CDC ends recommendation for all US newborns to receive hepatitis B vaccine | US healthcare

The U.S. Centers for Disease Control and Prevention (CDC) on Tuesday ended a longstanding recommendation that all U.S. newborns receive the hepatitis B vaccine.
The agency’s move comes after health minister Robert F Kennedy Jr.’s vaccine advisory panel voted that the birth dose should only be given to newborns whose mothers test positive for hepatitis B or whose condition is unknown.
The CDC will now recommend that parents consult a healthcare professional to decide whether babies born to hepatitis B-negative mothers should receive vaccinations, including the birth dose.

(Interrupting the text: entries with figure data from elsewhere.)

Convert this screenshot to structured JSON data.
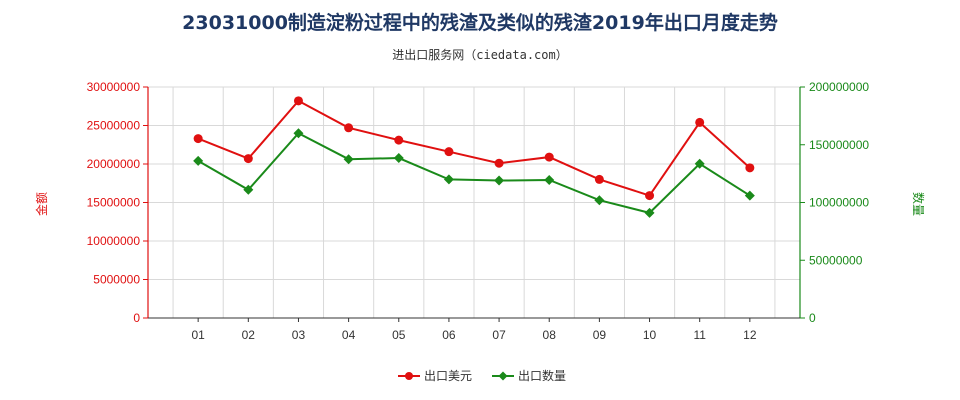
{
  "title": "23031000制造淀粉过程中的残渣及类似的残渣2019年出口月度走势",
  "subtitle": "进出口服务网（ciedata.com）",
  "colors": {
    "left_axis": "#e01010",
    "right_axis": "#1a8a1a",
    "grid": "#d9d9d9"
  },
  "chart_data": {
    "type": "line",
    "categories": [
      "01",
      "02",
      "03",
      "04",
      "05",
      "06",
      "07",
      "08",
      "09",
      "10",
      "11",
      "12"
    ],
    "ylabel_left": "金额",
    "ylabel_right": "数量",
    "ylim_left": [
      0,
      30000000
    ],
    "ylim_right": [
      0,
      200000000
    ],
    "yticks_left": [
      "0",
      "5000000",
      "10000000",
      "15000000",
      "20000000",
      "25000000",
      "30000000"
    ],
    "yticks_right": [
      "0",
      "50000000",
      "100000000",
      "150000000",
      "200000000"
    ],
    "grid": true,
    "legend_position": "bottom-center",
    "series": [
      {
        "name": "出口美元",
        "axis": "left",
        "color": "#e01010",
        "values": [
          23300000,
          20700000,
          28200000,
          24700000,
          23100000,
          21600000,
          20100000,
          20900000,
          18000000,
          15900000,
          25400000,
          19500000
        ]
      },
      {
        "name": "出口数量",
        "axis": "right",
        "color": "#1a8a1a",
        "values": [
          136000000,
          111000000,
          160000000,
          137500000,
          138500000,
          120000000,
          119000000,
          119500000,
          102000000,
          91000000,
          133500000,
          106000000
        ]
      }
    ]
  }
}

“We are restoring the balance of informed consent to parents whose newborns are at very low risk of contracting hepatitis B,” said Jim O’Neill, acting director of the CDC and assistant secretary of health. expression.

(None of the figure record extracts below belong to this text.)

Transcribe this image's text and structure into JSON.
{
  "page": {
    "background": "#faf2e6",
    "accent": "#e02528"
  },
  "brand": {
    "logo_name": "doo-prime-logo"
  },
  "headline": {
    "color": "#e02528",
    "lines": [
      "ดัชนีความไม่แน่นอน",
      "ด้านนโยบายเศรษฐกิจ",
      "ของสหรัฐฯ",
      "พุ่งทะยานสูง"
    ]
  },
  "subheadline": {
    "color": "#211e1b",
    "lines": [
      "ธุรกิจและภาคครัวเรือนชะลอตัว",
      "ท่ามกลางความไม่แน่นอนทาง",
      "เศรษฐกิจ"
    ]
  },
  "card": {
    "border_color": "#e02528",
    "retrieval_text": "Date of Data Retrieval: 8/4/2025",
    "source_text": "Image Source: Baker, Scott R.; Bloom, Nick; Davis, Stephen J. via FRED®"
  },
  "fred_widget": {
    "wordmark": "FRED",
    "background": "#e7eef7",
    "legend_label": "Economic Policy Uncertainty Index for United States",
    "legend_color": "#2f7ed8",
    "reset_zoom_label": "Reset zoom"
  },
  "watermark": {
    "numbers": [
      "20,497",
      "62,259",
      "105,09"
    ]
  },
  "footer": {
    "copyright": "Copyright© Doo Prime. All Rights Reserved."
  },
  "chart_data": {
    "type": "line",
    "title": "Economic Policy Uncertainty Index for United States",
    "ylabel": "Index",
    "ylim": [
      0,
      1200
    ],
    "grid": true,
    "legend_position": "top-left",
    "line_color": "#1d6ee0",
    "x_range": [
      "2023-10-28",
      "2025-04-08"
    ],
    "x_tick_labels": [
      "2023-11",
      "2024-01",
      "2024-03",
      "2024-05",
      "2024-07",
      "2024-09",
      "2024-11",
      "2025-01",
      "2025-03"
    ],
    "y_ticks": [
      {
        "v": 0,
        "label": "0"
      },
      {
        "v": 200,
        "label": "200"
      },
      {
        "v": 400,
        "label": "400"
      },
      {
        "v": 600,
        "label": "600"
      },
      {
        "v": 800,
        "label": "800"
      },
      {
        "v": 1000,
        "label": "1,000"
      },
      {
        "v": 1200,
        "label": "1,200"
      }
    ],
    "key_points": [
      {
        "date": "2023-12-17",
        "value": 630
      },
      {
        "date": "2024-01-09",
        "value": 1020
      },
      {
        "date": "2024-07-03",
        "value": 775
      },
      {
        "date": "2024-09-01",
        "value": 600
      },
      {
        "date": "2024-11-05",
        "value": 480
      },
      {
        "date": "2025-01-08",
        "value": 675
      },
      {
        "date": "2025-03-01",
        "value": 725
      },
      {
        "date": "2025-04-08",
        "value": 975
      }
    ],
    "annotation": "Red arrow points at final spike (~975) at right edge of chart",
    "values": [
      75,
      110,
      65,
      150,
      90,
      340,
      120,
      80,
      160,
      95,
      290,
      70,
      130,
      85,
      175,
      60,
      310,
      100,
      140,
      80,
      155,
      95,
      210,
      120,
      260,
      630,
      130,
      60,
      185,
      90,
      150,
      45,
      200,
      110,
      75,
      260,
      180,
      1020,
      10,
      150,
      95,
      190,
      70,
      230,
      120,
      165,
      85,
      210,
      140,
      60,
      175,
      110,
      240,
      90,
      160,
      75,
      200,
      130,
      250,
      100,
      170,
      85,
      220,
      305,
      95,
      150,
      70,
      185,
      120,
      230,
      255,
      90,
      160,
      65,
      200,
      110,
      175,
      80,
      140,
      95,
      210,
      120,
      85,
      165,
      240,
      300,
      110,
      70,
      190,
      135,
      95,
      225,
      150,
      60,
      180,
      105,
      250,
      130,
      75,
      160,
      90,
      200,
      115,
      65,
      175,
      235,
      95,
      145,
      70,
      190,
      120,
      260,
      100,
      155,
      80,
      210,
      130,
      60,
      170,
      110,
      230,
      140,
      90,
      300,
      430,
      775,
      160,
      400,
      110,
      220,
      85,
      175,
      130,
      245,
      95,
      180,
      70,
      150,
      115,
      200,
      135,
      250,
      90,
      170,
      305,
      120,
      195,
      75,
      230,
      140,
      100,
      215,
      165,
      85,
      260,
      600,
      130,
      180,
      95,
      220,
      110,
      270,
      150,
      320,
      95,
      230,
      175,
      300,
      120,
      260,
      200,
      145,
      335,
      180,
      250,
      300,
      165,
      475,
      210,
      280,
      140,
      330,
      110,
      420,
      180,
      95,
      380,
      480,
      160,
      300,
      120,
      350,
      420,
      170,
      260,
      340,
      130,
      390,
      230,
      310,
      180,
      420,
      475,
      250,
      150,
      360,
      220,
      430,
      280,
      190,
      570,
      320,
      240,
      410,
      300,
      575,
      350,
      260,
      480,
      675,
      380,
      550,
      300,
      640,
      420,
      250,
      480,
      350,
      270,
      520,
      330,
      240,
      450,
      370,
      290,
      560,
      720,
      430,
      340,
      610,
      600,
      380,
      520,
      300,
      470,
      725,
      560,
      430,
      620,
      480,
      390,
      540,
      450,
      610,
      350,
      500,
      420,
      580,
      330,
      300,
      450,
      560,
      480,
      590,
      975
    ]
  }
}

If parents choose not to vaccinate their newborn at birth but feel vaccination is necessary, the agency now recommends waiting at least two months to give the child the first dose of vaccine.

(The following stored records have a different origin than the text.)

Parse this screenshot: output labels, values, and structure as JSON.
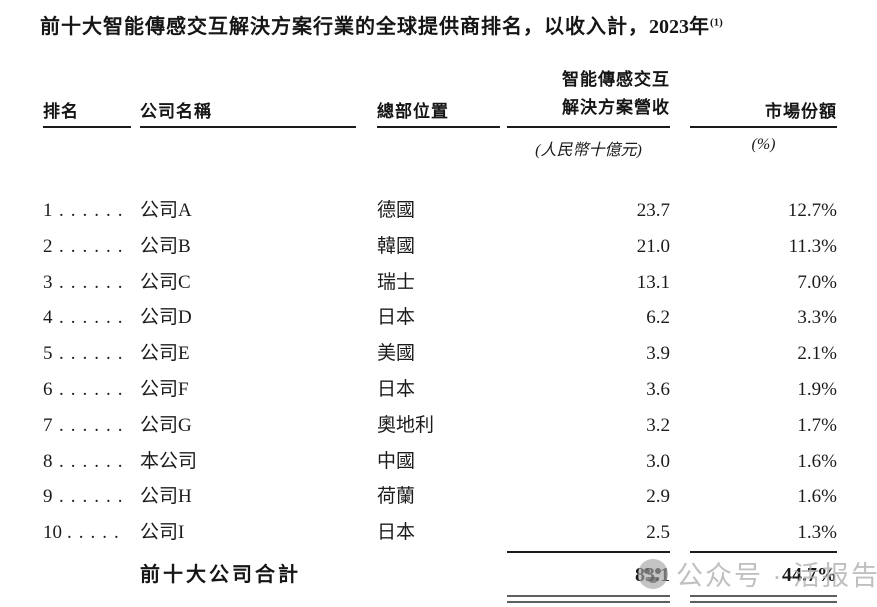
{
  "title": {
    "text": "前十大智能傳感交互解決方案行業的全球提供商排名，以收入計，",
    "year": "2023",
    "year_suffix": "年",
    "footnote_ref": "(1)"
  },
  "table": {
    "headers": {
      "rank": "排名",
      "company": "公司名稱",
      "location": "總部位置",
      "revenue_line1": "智能傳感交互",
      "revenue_line2": "解決方案營收",
      "revenue_unit": "(人民幣十億元)",
      "share": "市場份額",
      "share_unit": "(%)"
    },
    "rows": [
      {
        "rank": "1",
        "dots": "......",
        "company": "公司A",
        "location": "德國",
        "revenue": "23.7",
        "share": "12.7%"
      },
      {
        "rank": "2",
        "dots": "......",
        "company": "公司B",
        "location": "韓國",
        "revenue": "21.0",
        "share": "11.3%"
      },
      {
        "rank": "3",
        "dots": "......",
        "company": "公司C",
        "location": "瑞士",
        "revenue": "13.1",
        "share": "7.0%"
      },
      {
        "rank": "4",
        "dots": "......",
        "company": "公司D",
        "location": "日本",
        "revenue": "6.2",
        "share": "3.3%"
      },
      {
        "rank": "5",
        "dots": "......",
        "company": "公司E",
        "location": "美國",
        "revenue": "3.9",
        "share": "2.1%"
      },
      {
        "rank": "6",
        "dots": "......",
        "company": "公司F",
        "location": "日本",
        "revenue": "3.6",
        "share": "1.9%"
      },
      {
        "rank": "7",
        "dots": "......",
        "company": "公司G",
        "location": "奧地利",
        "revenue": "3.2",
        "share": "1.7%"
      },
      {
        "rank": "8",
        "dots": "......",
        "company": "本公司",
        "location": "中國",
        "revenue": "3.0",
        "share": "1.6%"
      },
      {
        "rank": "9",
        "dots": "......",
        "company": "公司H",
        "location": "荷蘭",
        "revenue": "2.9",
        "share": "1.6%"
      },
      {
        "rank": "10",
        "dots": ".....",
        "company": "公司I",
        "location": "日本",
        "revenue": "2.5",
        "share": "1.3%"
      }
    ],
    "total": {
      "label": "前十大公司合計",
      "revenue": "83.1",
      "share": "44.7%"
    }
  },
  "watermark": {
    "icon": "wechat-account-logo-icon",
    "text": "公众号 · 活报告"
  },
  "colors": {
    "text": "#1b1b1b",
    "rule": "#1b1b1b",
    "double_rule": "#5f5f5f",
    "watermark": "#b0b0b0",
    "background": "#ffffff"
  }
}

The policy change marks an abrupt end to 30 years of established medical guidance. Since 1991, U.S. health officials have recommended universal vaccination against hepatitis B for infants, with the first of three vaccinations given soon after birth.
Experts have expressed concern about the policy change, which the CDC describes as “individual-based decision making.”
“This will lead to an increase in preventable infections among children,” Michaela Jackson, program director of prevention policy at the Hepatitis B Foundation, told the Guardian after vaccine advisers voted earlier this month. He predicts that “parents will no longer know who to trust.”
Jackson also said the policy change “removes the option by creating access barriers.” The agency’s recommendations affect U.S. health insurance coverage and play an important role in helping doctors choose appropriate vaccines for patients.
Hepatitis B can cause serious liver disease and is spread primarily through blood, semen, or some other body fluids, and can also spread through close contact with people who do not know they are infected.
Hepatitis B infections down almost 90% It rose from 9.6 per 100,000 people in 1982, before widespread vaccination in the U.S., to about one per 100,000 people in 2018.
experts to warn The new recommendation, which the CDC describes as individual-based decision-making, could expose more children to the harmful virus and lead to more families opting out of vaccinations in the absence of sound federal policy. Kennedy is a long-time anti-vaccine activist who has made sweeping changes to U.S. vaccination policy.
Infectious diseases specialist from the University of Chicago Medicine, Dr. The mission of the CDC’s advisory panel is to help clinicians interpret the body of science and make good decisions about how to care for their patients, Emily Landon said.
“This recommendation ignores science. The fact that the acting director of the CDC signed on to this continues to reinforce that they are no longer committed to science-based recommendations to improve health,” Landon said.